It’s never too late to start saving for the future. So, even if you’ve reached 60 years of age and you’ve got no savings to retire on, now sould be the time to get started.
No savings at 60
The first thing I’d do if I had reached 60 with no pension savings would be to open a SIPP.
Any saver who’s just started planning for retirement at 60 needs as much help as possible. SIPPs can provide an additional leg up for investors. Anyone under the age of 75 can pay into a SIPP, even if you aren’t earning, although contributions are capped at £2,880 in this scenario.
The most significant benefit of using a SIPP is its tax advantages. Any money you put into one of these pots attracts tax relief at your marginal tax rate. That’s 20% for basic rate taxpayers. For every £80 contributed, the government will add another £20, to take the total up to £100.
Higher and additional rate taxpayers can claim back even more on their tax returns. What’s more, any income or capital gains earned on investments held inside one of these wrappers don’t attract tax. This benefit is desirable for higher rate payers.
Start investing
Unfortunately, even though SIPPs can help give your savings a leg up, if you’ve reached 60 with no money put aside for retirement, you might have to work a bit longer. How much longer depends on how much you can save.

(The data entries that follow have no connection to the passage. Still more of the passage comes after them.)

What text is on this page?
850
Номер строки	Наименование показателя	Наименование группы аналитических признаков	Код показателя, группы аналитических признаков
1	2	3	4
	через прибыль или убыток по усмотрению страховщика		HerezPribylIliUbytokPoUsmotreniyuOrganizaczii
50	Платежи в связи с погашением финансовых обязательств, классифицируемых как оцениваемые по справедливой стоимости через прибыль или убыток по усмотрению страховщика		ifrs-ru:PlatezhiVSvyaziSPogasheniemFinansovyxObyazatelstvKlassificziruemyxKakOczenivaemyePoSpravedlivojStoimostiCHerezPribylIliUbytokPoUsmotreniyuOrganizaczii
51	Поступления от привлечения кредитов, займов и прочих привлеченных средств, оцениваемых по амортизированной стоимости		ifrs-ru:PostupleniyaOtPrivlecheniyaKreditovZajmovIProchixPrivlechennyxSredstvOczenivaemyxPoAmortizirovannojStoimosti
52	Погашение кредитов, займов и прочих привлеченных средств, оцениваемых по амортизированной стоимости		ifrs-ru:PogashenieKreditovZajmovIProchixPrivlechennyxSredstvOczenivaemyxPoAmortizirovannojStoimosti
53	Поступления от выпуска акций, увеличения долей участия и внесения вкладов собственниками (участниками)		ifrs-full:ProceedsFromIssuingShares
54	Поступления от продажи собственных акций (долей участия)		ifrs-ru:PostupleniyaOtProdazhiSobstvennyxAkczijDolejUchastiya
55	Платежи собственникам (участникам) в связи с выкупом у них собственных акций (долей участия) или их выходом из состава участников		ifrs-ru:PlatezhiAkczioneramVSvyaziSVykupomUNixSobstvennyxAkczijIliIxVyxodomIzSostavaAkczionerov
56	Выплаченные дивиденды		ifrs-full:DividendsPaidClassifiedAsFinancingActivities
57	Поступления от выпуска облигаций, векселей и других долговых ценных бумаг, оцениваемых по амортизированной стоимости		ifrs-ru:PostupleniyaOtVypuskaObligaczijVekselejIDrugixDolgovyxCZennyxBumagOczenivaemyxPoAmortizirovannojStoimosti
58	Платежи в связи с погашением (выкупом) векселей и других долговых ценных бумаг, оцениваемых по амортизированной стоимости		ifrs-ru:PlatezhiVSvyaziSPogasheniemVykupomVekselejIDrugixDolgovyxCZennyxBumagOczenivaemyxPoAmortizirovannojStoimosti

For example, a saver who can contribute the maximum of £40,000 to a SIPP every year, could achieve a pension pot of £467k within a decade. That’s assuming a relatively low annual rate of return of 3%.
Meanwhile, a saver who contributes £1,000 a month or £1,250 after tax relief, could build a nest egg of £175k over the space of a decade. According to my calculations, this could provide an annual income of £7,000 in retirement.
To increase the annual growth rate, I’d invest SIPP funds in the stock market. Following this strategy could help any saver improve their retirement prospects.
Over the past three-and-a-half decades, UK blue-chip stocks have produced an average annual return of around 8%. Plugging this figure into the examples above gives the following results. The £1,000-a-month saver could end up with a final pot worth £230k after a decade. Meanwhile, the £3,333-a-month investor could achieve an absolute investment value of £614k.
My figures suggest these values would be enough to generate an annual income of £9,200 and £24,000 in retirement respectively.
The bottom line
That’s the strategy I’d use to improve my retirement prospects immediately. By making the most of the tax benefits available with SIPPs, and the wealth-creating power of the stock market, I believe it’s possible to build a large retirement savings pot in a relatively short amount of time.